There is a great deal that I like about Job, especially the idea of mystery and the idea that in the end humans can’t know all of the answers. But I also still would argue that to me the story depicts God in a very anthropomorphic and petty kind of way. Human beings are at subject to the whim of God, and that is hard for me to wrap my head around in a positive way.
Although I don’t believe you are doing this in your explanation of the possibilities listed above, I have found that most people seem to get the questions of the existence of God terribly confused with the goodness or God. In other words, someone argues against the existence of God by addressing the philosophical problem of pain. They claim that if God were to exist then he would not allow the world to be so unjust, etc. But there is a logical disconnect there because the unjustness of this world really says nothing about the existence of a god, only about the attributes of a god to whom created this universe. In fact by the mere discussion of the fact that a good god could not have created this universe the person is in many respects only talking about the perceived attributes of the god to whom did create the universe. In other words the person is actually given credit to the idea that a god of some sort could have created the universe, because if one did , then naturally the universe would reflect certain attributes of that god.

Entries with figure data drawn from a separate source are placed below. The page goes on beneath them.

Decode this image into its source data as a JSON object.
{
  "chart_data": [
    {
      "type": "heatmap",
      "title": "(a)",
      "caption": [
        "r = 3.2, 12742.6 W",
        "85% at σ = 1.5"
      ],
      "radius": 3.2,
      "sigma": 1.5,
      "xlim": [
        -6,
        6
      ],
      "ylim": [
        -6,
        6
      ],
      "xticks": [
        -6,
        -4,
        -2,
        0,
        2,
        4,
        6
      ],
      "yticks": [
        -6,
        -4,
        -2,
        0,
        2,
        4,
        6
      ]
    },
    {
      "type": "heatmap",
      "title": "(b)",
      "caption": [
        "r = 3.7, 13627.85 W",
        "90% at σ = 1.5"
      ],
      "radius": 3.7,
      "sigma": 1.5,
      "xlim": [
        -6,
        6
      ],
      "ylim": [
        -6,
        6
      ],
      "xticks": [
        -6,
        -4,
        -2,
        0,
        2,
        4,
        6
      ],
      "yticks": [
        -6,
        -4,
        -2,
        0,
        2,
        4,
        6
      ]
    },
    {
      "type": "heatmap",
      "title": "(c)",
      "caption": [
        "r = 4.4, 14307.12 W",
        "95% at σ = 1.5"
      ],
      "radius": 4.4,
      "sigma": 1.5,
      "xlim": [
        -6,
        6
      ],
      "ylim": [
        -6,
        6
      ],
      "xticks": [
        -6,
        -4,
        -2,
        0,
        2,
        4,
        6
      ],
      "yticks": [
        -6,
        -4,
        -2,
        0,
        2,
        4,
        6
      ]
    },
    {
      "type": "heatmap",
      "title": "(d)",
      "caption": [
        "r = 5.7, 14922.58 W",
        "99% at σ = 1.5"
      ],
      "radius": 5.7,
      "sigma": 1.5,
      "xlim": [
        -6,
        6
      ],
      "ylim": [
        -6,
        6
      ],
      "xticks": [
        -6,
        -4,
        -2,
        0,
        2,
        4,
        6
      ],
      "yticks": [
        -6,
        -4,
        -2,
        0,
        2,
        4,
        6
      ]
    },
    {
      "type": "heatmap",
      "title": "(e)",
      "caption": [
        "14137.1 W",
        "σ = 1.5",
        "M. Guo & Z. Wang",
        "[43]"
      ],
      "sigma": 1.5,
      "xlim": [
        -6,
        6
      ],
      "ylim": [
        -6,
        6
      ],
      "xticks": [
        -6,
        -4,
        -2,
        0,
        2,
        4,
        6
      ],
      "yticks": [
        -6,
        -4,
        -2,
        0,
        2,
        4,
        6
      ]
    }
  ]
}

Of course I don’t deny that the problem of pain is a very serious and complicated and difficult philosophical problem to get around when considering an imperfect universe created by a perfect and good God, but my point is it really doesn’t make sense for an atheist to use that as a premises whatsoever to prove his point. It would make sense for someone to use this as a point to prove that the God is actually a flawed or bad god.
Now to switch gears. In Orthodoxy Chesterton discuses the poet verses the logician. He says something along the lines of that a poet merely tries to get his mind into the heavens, whereas a logician ties to put the heaven in his mind and thereby his skull cracks from the enormity of it. That’s not a direct quote. He goes onto at some point to discuss the fact that a materialists universes is such a cold chamber and to believe as the materialists do that there is no spiritual life, no god, no anything else but matter, but then to take the human with all of his complexities and his soul and most of all his consciousness, that is within this dead cold chamber of the material-only universe is much like finding something within the universe that is much better than the universe as a whole.
Well, if you go along with the notion that the problem of pain proves that God is not an absolutely good God, he is evil, or maniacal, he is what you claim Job shows him to be – but you as a human sees this difficulty, sees this problem, and recognizes the evil of god, the arbitrary and cold nature of a god who uses us merely as a play thing – and yet you were created by that same god, well to me that is much the same as the dead universe that finds a real live human being inside. It is an impossibility to think that an evil god created a good person who is better and higher and more morally right than the evil god.
To follow the continued advise of my wife when I am talking about these sorts of things, I think we should both read a healthy dose of proverbs and stop thinking that we can fit the heavens in our heads, because doing so, at the very least may lead us down the path of Job.